D’un point de vue esthétique, quelques panoramas tropicaux du plus bel effet avec des points d’observation en hauteur au crépuscule se font bien apprécier, la valeur sûre j’admets mais ça marche très bien pour moi. Le chara-design est très respectueux des canons de la série avec quelques personnages inédits bien détaillés, tels que Marisa. Comme la tradition l’exige, les environnements de fin sont plus mystiques, le lac fantôme et les abysses dorées en jettent esthétiquement sans recopier bêtement ce qui se faisait par Naughty Dogs C’est aussi une très bonne chose qui m’a bien bluffé pour un jeu sur console portable aux limitations plus grandes que là où la saga avait l’habitude de s’illustrer.
La seule régression que j’ai pu constater c’est pour la mise en scène beaucoup plus commune et moins sensationnelle que sur console de salon, elle reste très correcte et à même de procurer des sensations fortes, mais comparé à l’énorme bond de qualité qui avait eu lieu avec Uncharted 2 Among Thieves qui était devenu une toute nouvelle référence en la matière, clairement ce n’est pas le même niveau. Mais si on avait retrouvé la même chose de ce point de vue sur portable que dans le salon tout en profitant de la qualité visuelle, ça aurait relevé de l’exploit.

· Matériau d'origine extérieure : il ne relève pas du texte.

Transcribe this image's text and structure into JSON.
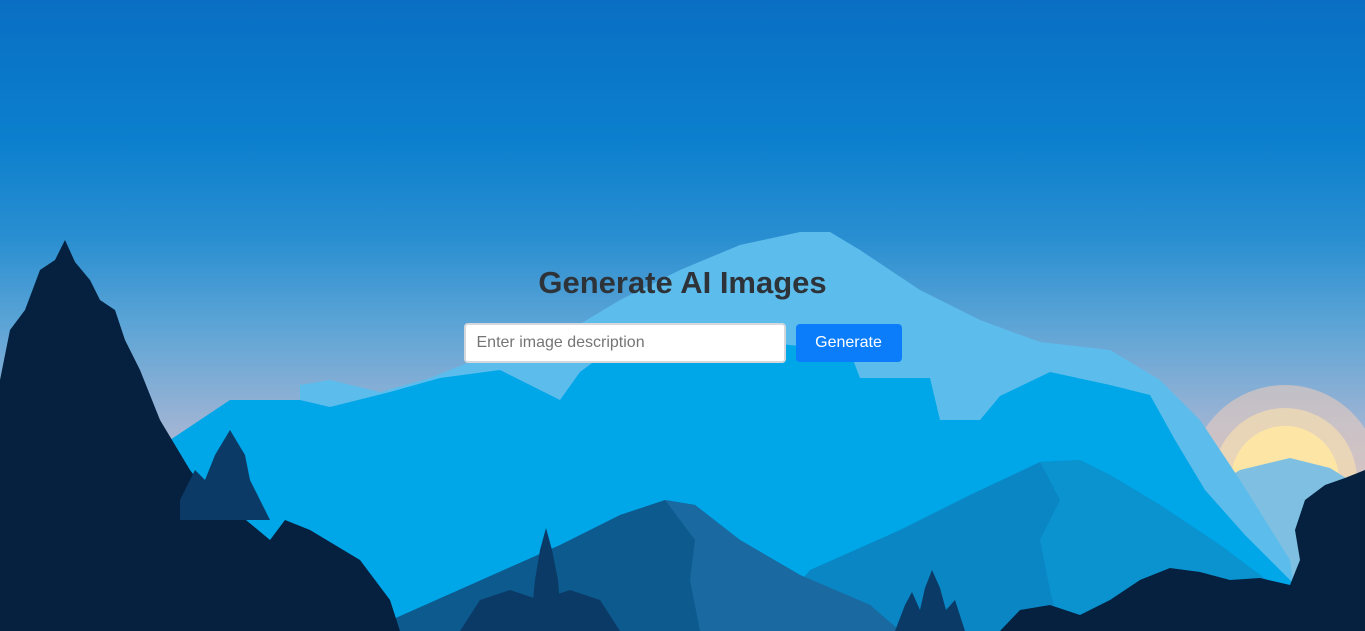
{
  "hero": {
    "title": "Generate AI Images"
  },
  "form": {
    "input_value": "",
    "input_placeholder": "Enter image description",
    "button_label": "Generate"
  },
  "colors": {
    "title_text": "#2d3338",
    "button_bg": "#0b7dfa",
    "button_text": "#ffffff",
    "sky_top": "#0a6fc4",
    "mountain_light": "#00a7e8",
    "forest_dark": "#05213f"
  },
  "background": {
    "description_icon": "mountain-landscape-illustration"
  }
}
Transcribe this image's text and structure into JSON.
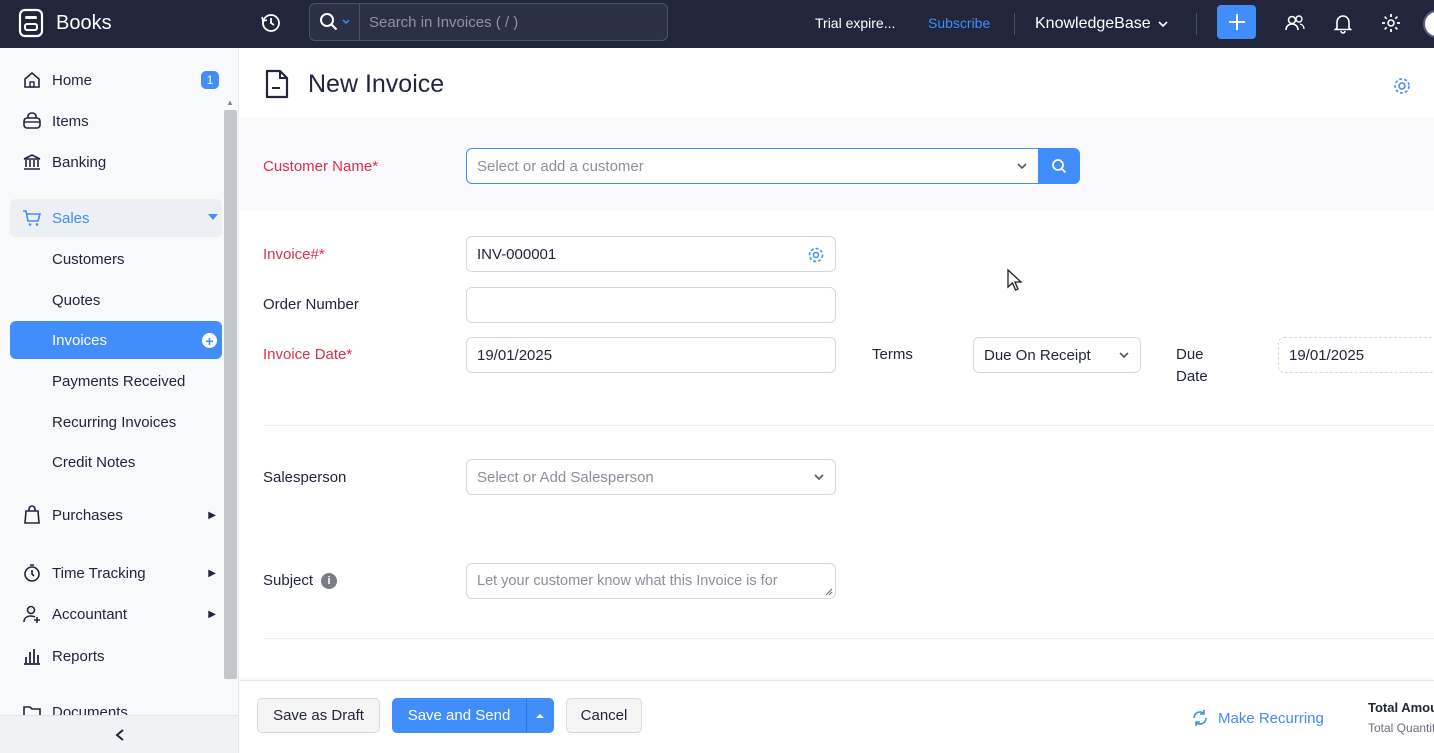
{
  "app": {
    "name": "Books"
  },
  "search": {
    "placeholder": "Search in Invoices ( / )"
  },
  "header": {
    "trial": "Trial expire...",
    "subscribe": "Subscribe",
    "org": "KnowledgeBase"
  },
  "sidebar": {
    "home": "Home",
    "home_badge": "1",
    "items": "Items",
    "banking": "Banking",
    "sales": "Sales",
    "customers": "Customers",
    "quotes": "Quotes",
    "invoices": "Invoices",
    "payments_received": "Payments Received",
    "recurring_invoices": "Recurring Invoices",
    "credit_notes": "Credit Notes",
    "purchases": "Purchases",
    "time_tracking": "Time Tracking",
    "accountant": "Accountant",
    "reports": "Reports",
    "documents": "Documents"
  },
  "page": {
    "title": "New Invoice"
  },
  "form": {
    "customer_label": "Customer Name*",
    "customer_placeholder": "Select or add a customer",
    "invoice_label": "Invoice#*",
    "invoice_value": "INV-000001",
    "order_label": "Order Number",
    "order_value": "",
    "date_label": "Invoice Date*",
    "date_value": "19/01/2025",
    "terms_label": "Terms",
    "terms_value": "Due On Receipt",
    "due_label_1": "Due",
    "due_label_2": "Date",
    "due_value": "19/01/2025",
    "salesperson_label": "Salesperson",
    "salesperson_placeholder": "Select or Add Salesperson",
    "subject_label": "Subject",
    "subject_placeholder": "Let your customer know what this Invoice is for"
  },
  "footer": {
    "save_draft": "Save as Draft",
    "save_send": "Save and Send",
    "cancel": "Cancel",
    "make_recurring": "Make Recurring",
    "total_amount": "Total Amount",
    "total_quantity": "Total Quantity"
  }
}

Quelques fulgurances dans l’OST composée par Clint Bajakian, qui avait déjà un peu travaillé sur les musiques de la saga, m’ont bien surpris, au-delà bien sûr des thèmes emblématiques qu’il reprend, et j’ai beaucoup aimé certains thèmes orchestraux et chantées en plein combat qui donnaient une certaine intensité à ces séquences de jeu. Dans l’ensemble, le bilan technique et esthétique de Golden Abyss est excellent, c’étaient ses premières ambitions mais voyons désormais si c’étaient aussi ses dernières.
GAMEPLAY / CONTENU : ★★★★★★☆☆☆☆
Uncharted Golden Abyss n’a jamais eu l’ambition de révolutionner la saga sur le plan ludique, simplement dans reprendre la formule de base et autant le dire tout de suite : le level-design, le placement des abris et des ennemis, l’IA alliée comme ennemie… tout fonctionne mais tout est très basique. La saga a toujours eu du mal à pleinement convaincre sur cette question, mais là j’ai l’impression qu’il y a eu une régression presque volontaire pour être sûr de ne pas prendre de risque et de maîtriser la formule.
Par contre, les phases de parkours ont également vécu une régression et que je ne pense pas volontaire avec moins de lisibilité et moins de justification, là je pense qu’on voit que Naughty Dogs n’est plus aux commandes, eux qui s’étaient grandement amélioré sur la question d’épisode en épisode. Néanmoins, si les commandes tactiles pour la visée sont plus gadgets qu’autre chose, pour ces phases de parkours elles sont déjà plus intéressantes, c’est juste dommage que la caméra ne s’adapte pas suffisamment pour pleinement en profiter.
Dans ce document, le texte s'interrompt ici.